We describe the use of different agricultural habitat types by little bustard females nesting and rearing young chicks, based on observations gathered over a five-year period (2001-2005) in central Spain. The frequency of occurrence of nest or family locations within male lekking territories is also evaluated, as well as their association to habitat types preferred by females for nesting or chick rearing. A total of 28 nesting or brood locations (19 nests plus 9 families) were recorded over the study period. Habitat use did not differ significantly between nesting females and families. Both for the total sample (nests plus families) and the only-nests sample, the frequency of recorded locations differed between agricultural habitat types, with long-term fallows (older than two years) being the most frequently used. Young fallows (1-2 years old) were significantly more frequently used than cultivated habitats and ploughed-fields together, but less than long-term fallows in both samples. Nest plus family locations were more frequently found within estimated male territories than outside.
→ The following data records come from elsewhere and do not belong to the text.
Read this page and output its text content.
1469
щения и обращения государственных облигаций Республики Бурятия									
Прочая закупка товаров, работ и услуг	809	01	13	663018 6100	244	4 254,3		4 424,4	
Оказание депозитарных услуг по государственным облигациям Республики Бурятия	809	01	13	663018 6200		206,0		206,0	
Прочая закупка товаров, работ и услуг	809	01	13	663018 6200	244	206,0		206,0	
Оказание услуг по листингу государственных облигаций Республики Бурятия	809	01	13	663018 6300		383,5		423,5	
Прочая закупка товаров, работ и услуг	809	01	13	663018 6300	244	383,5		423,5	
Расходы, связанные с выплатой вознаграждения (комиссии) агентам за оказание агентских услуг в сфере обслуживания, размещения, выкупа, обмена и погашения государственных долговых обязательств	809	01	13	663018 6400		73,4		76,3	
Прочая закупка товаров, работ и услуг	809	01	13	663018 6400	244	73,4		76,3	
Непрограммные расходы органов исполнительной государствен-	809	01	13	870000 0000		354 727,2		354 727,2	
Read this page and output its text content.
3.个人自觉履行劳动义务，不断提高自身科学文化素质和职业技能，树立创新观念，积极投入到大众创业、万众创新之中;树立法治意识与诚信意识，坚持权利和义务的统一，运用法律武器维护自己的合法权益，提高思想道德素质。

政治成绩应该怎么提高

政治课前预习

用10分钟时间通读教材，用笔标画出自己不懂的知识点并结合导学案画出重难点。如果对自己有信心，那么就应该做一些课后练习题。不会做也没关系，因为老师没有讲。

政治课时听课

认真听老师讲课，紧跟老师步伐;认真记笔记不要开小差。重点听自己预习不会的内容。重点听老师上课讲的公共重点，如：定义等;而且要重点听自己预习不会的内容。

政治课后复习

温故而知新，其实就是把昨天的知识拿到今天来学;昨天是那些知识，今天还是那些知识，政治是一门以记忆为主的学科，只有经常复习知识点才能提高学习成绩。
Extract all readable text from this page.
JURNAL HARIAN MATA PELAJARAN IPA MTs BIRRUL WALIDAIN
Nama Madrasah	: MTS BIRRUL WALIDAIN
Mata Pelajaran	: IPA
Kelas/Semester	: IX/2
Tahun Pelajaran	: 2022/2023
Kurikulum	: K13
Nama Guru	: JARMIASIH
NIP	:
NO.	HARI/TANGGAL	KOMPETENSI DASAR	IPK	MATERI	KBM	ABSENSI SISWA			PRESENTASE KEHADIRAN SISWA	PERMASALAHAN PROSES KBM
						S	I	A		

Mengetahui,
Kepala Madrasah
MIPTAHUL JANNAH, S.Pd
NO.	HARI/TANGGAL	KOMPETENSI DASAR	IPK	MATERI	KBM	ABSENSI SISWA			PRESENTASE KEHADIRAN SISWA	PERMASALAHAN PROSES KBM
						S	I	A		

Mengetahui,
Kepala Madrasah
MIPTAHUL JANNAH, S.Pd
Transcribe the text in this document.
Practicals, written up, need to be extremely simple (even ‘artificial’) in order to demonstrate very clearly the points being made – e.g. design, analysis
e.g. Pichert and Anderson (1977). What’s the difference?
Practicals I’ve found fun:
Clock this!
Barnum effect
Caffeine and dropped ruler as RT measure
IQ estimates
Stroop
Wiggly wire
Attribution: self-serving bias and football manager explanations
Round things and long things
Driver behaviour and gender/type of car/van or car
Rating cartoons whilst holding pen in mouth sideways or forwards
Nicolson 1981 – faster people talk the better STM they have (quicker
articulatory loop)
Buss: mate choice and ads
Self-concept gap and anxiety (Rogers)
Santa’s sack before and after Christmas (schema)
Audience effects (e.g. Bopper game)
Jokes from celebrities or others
Both in the total and the only-nests samples, locations within territories were found only in long-term and young fallows, the former being the most frequently used habitat type. These results from a mosaic cereal landscape provide further support to the role of long-term fallows as a critical habitat for breeding female little bustards found in other, more extensive, study areas, and reinforce the role of young fallows as an alternative breeding habitat when the former are absent or unsuitable. The strong dependence of breeding little bustards on fallows highlights the need to maintain their vegetation structure suitable as nesting and chick rearing habitats in order to prevent the species’ current population decline in Spain.